Evidentemente nessuno ha mai detto al signor Juncker che, se si impiega una forma discorsiva negativa, gli ascoltatori sono inevitabilmente portati a pensare il contrario, come nella classica formula dell'elefante rosa. Così, se il signor Juncker ci dice che non è il presidente di una banda di burocrati, non possiamo fare a meno di pensare che lo sia e che lui sappia di esserlo e, forse a livello inconscio, se ne vergogni pure; in proposito è indicativo proprio l'uso del termine "banda". Eppure noi sappiamo che, a parte tutte le schematizzazioni o demonizzazioni, burocrazia non è una parolaccia: la burocrazia è un modo di organizzare gli uffici, specialmente gli uffici pubblici, che risponde ai particolari schemi della funzione o servizio pubblico nell'ambito dei quali non è importante soltanto ciò che si fa ma anche, se non soprattutto, come lo si fa, seguendo procedure rispondenti a regole prestabilite e controllabili nel loro svolgimento.

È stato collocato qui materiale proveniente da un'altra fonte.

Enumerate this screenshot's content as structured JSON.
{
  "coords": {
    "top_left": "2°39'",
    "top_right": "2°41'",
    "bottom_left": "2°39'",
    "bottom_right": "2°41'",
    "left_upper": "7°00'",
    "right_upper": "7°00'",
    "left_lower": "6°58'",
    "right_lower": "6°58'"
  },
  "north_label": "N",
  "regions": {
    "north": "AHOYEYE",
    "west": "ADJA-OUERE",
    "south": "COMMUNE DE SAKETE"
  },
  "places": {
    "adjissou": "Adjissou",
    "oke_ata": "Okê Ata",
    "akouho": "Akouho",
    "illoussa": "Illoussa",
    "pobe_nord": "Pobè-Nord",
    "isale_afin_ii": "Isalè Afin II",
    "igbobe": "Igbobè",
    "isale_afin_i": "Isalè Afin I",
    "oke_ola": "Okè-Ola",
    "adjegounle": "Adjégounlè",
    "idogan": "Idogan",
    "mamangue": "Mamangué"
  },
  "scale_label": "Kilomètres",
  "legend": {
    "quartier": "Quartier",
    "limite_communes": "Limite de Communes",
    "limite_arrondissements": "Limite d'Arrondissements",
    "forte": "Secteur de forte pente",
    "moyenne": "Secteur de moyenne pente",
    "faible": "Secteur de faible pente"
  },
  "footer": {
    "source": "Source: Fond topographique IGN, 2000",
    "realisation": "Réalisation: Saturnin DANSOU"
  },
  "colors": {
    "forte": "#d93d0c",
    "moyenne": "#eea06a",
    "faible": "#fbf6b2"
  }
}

Peraltro sappiamo che, per quanto possa essere necessaria, ogni burocrazia può giungere a configurarsi come una casta autoreferenziale e può usare le regole stabilite senza rendersi nemmeno conto di quanto possano essere superate, di quanta inefficienza possano determinare e, alla fine, di come danneggino gli interessi che dovrebbero proteggere. E, nel caso dell'Unione Europea, si possono facilmente riscontrare tutti questi fenomeni degenerativi. Tuttavia il principale responsabile della situazione, anche in questo caso, non è l'arrogante capobanda dei burocrati, ma è la politica latitante. Una politica doppiamente latitante sia per la architettura barocca della governance europea, sia per la condizione - derivata dai trattati - in cui dei burocrati, pur scelti attraverso una trattativa tra gli Stati membri e ratificati da un Parlamento ectoplasmatico, danno ordini ai governanti eletti veramente.

Allora, forse è arrivato il momento di porre in discussione questa architettura, questa burocrazia e le persone stesse, con azioni politiche e giuridiche, non con semplici battute. Perché, mentre l'Italia è sempre attaccata, anche per nostra colpa, non essendo capaci di mantenere gli impegni e di attivare le opportune azioni correttive, sia per tutti i barocchismi delle nostre governance, sia per la incontrollabilità della spesa pubblica, nessuno parla degli scostamenti tedeschi.

E non soltanto gli impeccabili burocrati europei, vestali della legalità comunitaria, non fanno nulla ma nemmeno parlano dell'eccesso di avanzo nella bilancia dei pagamenti della Germania, che pure è espressamente menzionato tra i famosi parametri di Maastricht, sebbene per esso vi sia un limite doppio rispetto al 3% del deficit. Neppure una letterina, anche senza la firma della Banca centrale europea. Niente di niente. C'è un tempo per tacere, ma c'è anche un tempo per parlare e forse è arrivato.